Your data is NOT persisted when u give up the procured AWS nodes. If u want to persist it, pay them and use the S3 storage service.

Will using a Cloud PaaS automatically solve scalability issues?

I'm currently looking for a Cloud PaaS that will allow me to scale an application to handle anything between 1 user and 10 Million+ users ... I've never worked on anything this big and the big question that I can't seem to get a clear answer for is that if you develop, let's say a standard application with a relational database and soap-webservices, will this application scale automatically when deployed on a Paas solution or do you still need to build the application with fall-over, redundancy and all those things in mind?
Let's say I deploy a Spring Hibernate application to Amazon EC2 and I create single instance of Ubuntu Server with Tomcat installed, will this application just scale indefinitely or do I need more Ubuntu instances? If more than one Ubuntu instance is needed, does Amazon take care of running the application over both instances or is this the developer's responsibility? What about database storage, can I install a database on EC2 that will scale as the database grow or do I need to use one of their APIs instead if I want it to scale indefinitely?
CloudFoundry allows you to build locally and just deploy straight to their PaaS, but since it's in beta, there's a limit on the amount of resources you can use and databases are limited to 128MB if I remember correctly, so this a no-go for now. Some have suggested installing CloudFoundry on Amazon EC2, how does it scale and how is the database layer handled then?
GAE (Google App Engine), will this allow me to just deploy an app and not have to worry about how it scales and implements redundancy? There appears to be some limitations one what you can and can't run on GAE and their price increase recently upset quite a large number of developers, is it really that expensive compared to other providers?
So basically, will it scale and what needs to be done to make it scale?
That's a lot of questions for one post. Anyway:
Amazon EC2 does not scale automatically with load. EC2 is basically just a virtual machine. You can achieve scaling of EC2 instances with Auto Scaling and Elastic Load Balancing.
SQL databases scale poorly. That's why people started using NoSQL databases in the first place. It's best to see which database your cloud provider offers as a managed service: Datastore on GAE and DynamoDB on Amazon.
Installing your own database on EC2 instances is very impractical as EC2 has ephemeral storage (it looses all data on "disk" when it reboots).
GAE Datastore is actually a one big database for all applications running on it. So it's pretty scalable - your million of users should not be a problem for it.
Yes App Engine scales automatically, both frontend instances and database. There is nothing special you need to do to make it scale, just use their API.
There are limitations what you can do with AppEngine:
A. No local storage (filesystem) - you need to use Datastore or Blobstore.
B. Comet is only supported via their proprietary Channels API
C. Datastore is a NoSQL database: no JOINs, limited queries, limited transactions.
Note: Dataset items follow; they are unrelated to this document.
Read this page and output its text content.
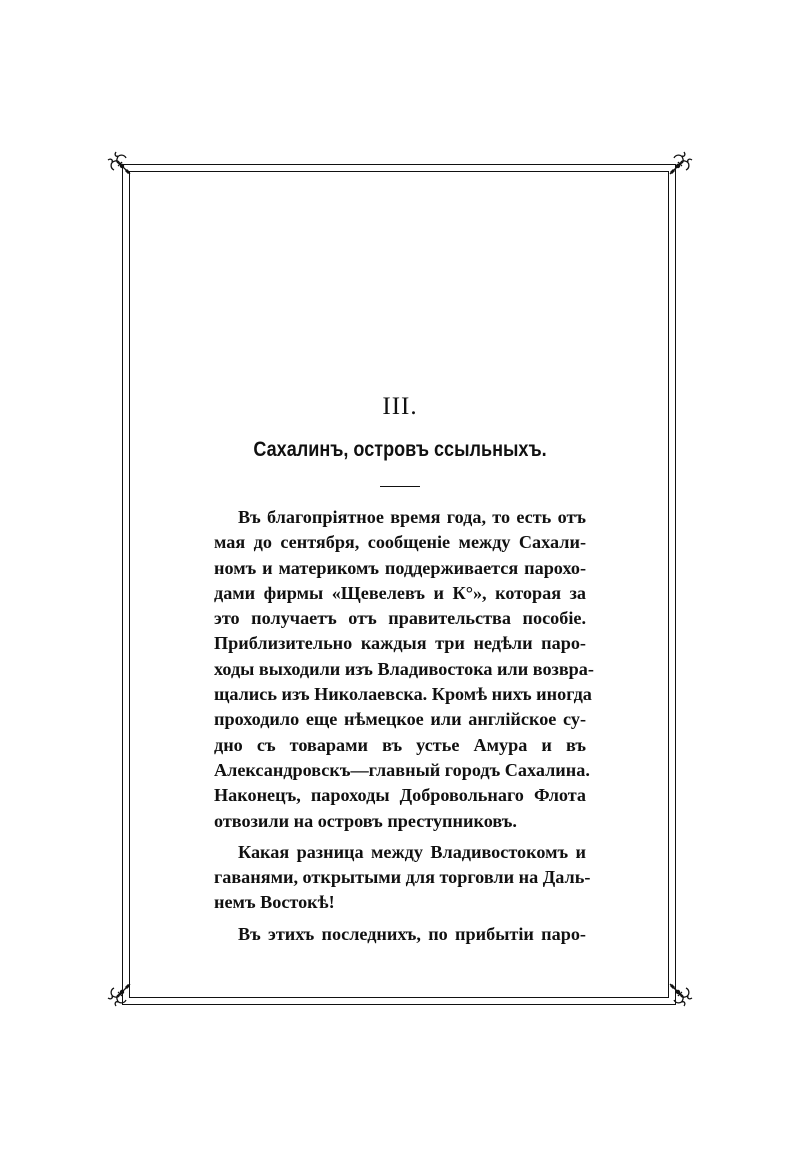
III.
Сахалинъ, островъ ссыльныхъ.
Въ благопріятное время года, то есть отъ
мая до сентября, сообщеніе между Сахали-
номъ и материкомъ поддерживается парохо-
дами фирмы «Щевелевъ и К°», которая за
это получаетъ отъ правительства пособіе.
Приблизительно каждыя три недѣли паро-
ходы выходили изъ Владивостока или возвра-
щались изъ Николаевска. Кромѣ нихъ иногда
проходило еще нѣмецкое или англійское су-
дно съ товарами въ устье Амура и въ
Александровскъ—главный городъ Сахалина.
Наконецъ, пароходы Добровольнаго Флота
отвозили на островъ преступниковъ.
Какая разница между Владивостокомъ и
гаванями, открытыми для торговли на Даль-
немъ Востокѣ!
Въ этихъ последнихъ, по прибытіи паро-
Cost of GAE is not bad. We do 1M requests a day for about 5 dollars a day. The biggest saving comes from the fact that you do not need a system admin on GAE ( but you do need one for EC2). Compared to the cost of manpower GAE is incredibly cheap.
Some hints to save money (an speed up) GAE:
A. Use get instead of query in Datastore (requires carefully crafting natiral keys).
B. Use memcache to cache data you got form datastore. This can be done automatically with objectify and it's #Cached annotation.
C. Denormalize data. Meaning you write data redundantly in various places in order to get to it in as few operations as possible.
D. If you have a lot of REST requests from devices, where you do not use cookies, then switch off session support ( or roll your own as we did). Sessions use datastore under the hood and for every request it does get and put.
E. Read about adjusting app settings. Try different settings (depending how tolerant your app is to request delay and your traffic patterns/spikes). We were able to cut down frontend instances by 70%.